DSM mise sur la nutrition pour réaliser ses objectifs 2013
Tout le secteur de la chimie ne se porte pas mal, DSM vient de le prouver. Pourtant, la semaine dernière, après les mauvais chiffres de Solvay ou d’Arkema, BASF, numéro un mondial du secteur, avait avoué que son objectif 2013 sera difficile à atteindre en raison de la contraction de l’économie européenne et du ralentissement en Chine.
Pour sa part, DSM a agréablement surpris le marché en dévoilant un excédent brut d’exploitation (Ebitda) pour le deuxième trimestre de 345 millions d’euros (+19%), alors que le consensus Bloomberg n’attendait que 333 millions. Une performance tirée essentiellement par la division nutrition, assurant à elle seule près des trois quarts de l’Ebitda (et 45% du chiffre d’affaires), grâce à une progression de 28% à 249 millions d’euros.
En un an, la marge du groupe néerlandais de chimie et de pharmacie est passée de 12,8% à 14% au deuxième trimestre 2013, tandis que celle de la nutrition a rebondi de 21,7% à 22,5% soutenue à la fois par les acquisitions, la croissance organique et les économies de coûts.
Pourtant, le chiffre d’affaires du groupe est ressorti légèrement inférieur aux attentes du marché à 2,47 milliards (+9%, et +2% en organique), pour 2,5 milliards anticipé par Bloomberg.
Pour le reste de cette année, «nous continuerons à nous concentrer pleinement sur la performance opérationnelle et sur l’intégration de nos acquisitions en focalisant sur les synergies, a expliqué Feike Sijbesma, président du directoire de DSM. En outre, les premiers succès de nos initiatives d’amélioration des bénéfices nous laissent confiants sur ce programme».
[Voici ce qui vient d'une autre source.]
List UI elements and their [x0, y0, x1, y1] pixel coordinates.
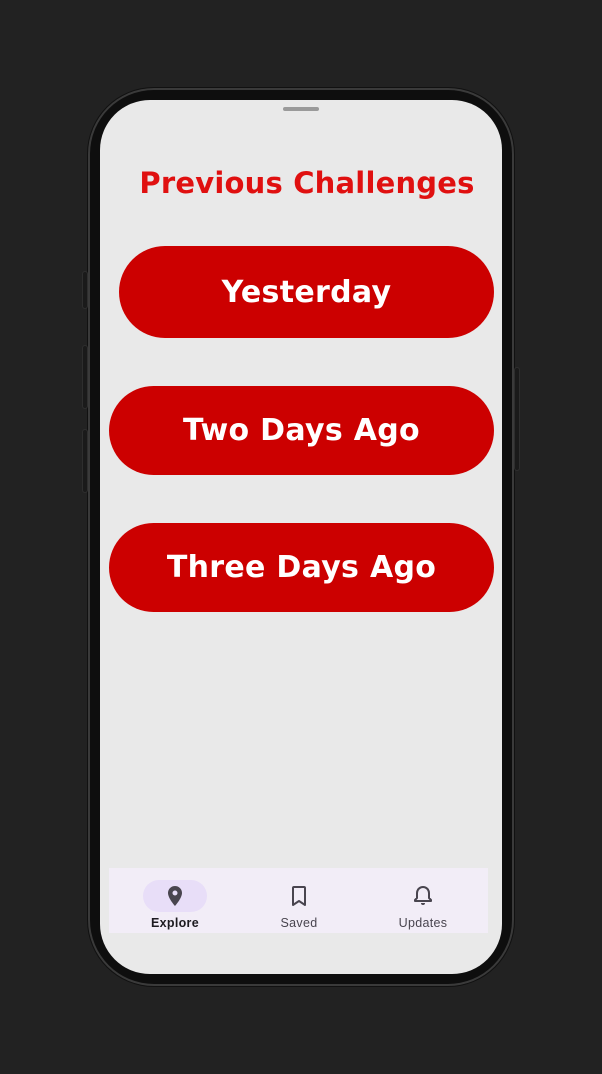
challenge-two-days-ago-button[interactable]: Two Days Ago — [109, 386, 494, 475]
bottom-navigation-bar: Explore Saved Updates — [109, 868, 488, 933]
nav-label-explore: Explore — [151, 916, 199, 930]
location-pin-icon — [168, 886, 182, 906]
nav-active-indicator — [143, 880, 207, 912]
nav-label-updates: Updates — [398, 916, 448, 930]
volume-down-button — [83, 430, 87, 492]
app-screen: Previous Challenges Yesterday Two Days A… — [100, 100, 502, 974]
nav-item-updates[interactable]: Updates — [360, 868, 486, 933]
bell-icon — [414, 886, 432, 905]
action-button — [83, 272, 87, 308]
bookmark-icon — [292, 886, 306, 906]
challenge-yesterday-button[interactable]: Yesterday — [119, 246, 494, 338]
nav-item-explore[interactable]: Explore — [112, 868, 238, 933]
challenge-three-days-ago-button[interactable]: Three Days Ago — [109, 523, 494, 612]
nav-label-saved: Saved — [280, 916, 318, 930]
nav-item-saved[interactable]: Saved — [236, 868, 362, 933]
volume-up-button — [83, 346, 87, 408]
notch-indicator — [283, 107, 319, 111]
power-button — [515, 368, 519, 470]
page-title: Previous Challenges — [139, 166, 475, 200]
Le programme de réduction de coûts doit permettre de dégager 150 millions d’euros d’Ebitda dès 2014, et 200 à 250 millions en 2015. Le groupe néerlandais mise en particulier sur la nutrition pour remplir ses objectifs, attendant que cette division affiche des résultats nettement supérieurs à ceux de 2012, avec une croissance organique 2% au-dessus du PIB, et grâce à toutes les acquisitions réalisées depuis vingt-quatre mois.
Ainsi, DSM confirme son objectif de près de 1,4 milliard d’euros d’Ebitda en 2013. Un objectif «trop ambitieux» selon Kepler Cheuvreux, qui anticipe un Ebitda de 1,35 milliard, en ligne avec le consensus. En attendant, le marché a salué ces résultats par un rebond du titre de 6,36% à 56,02 euros.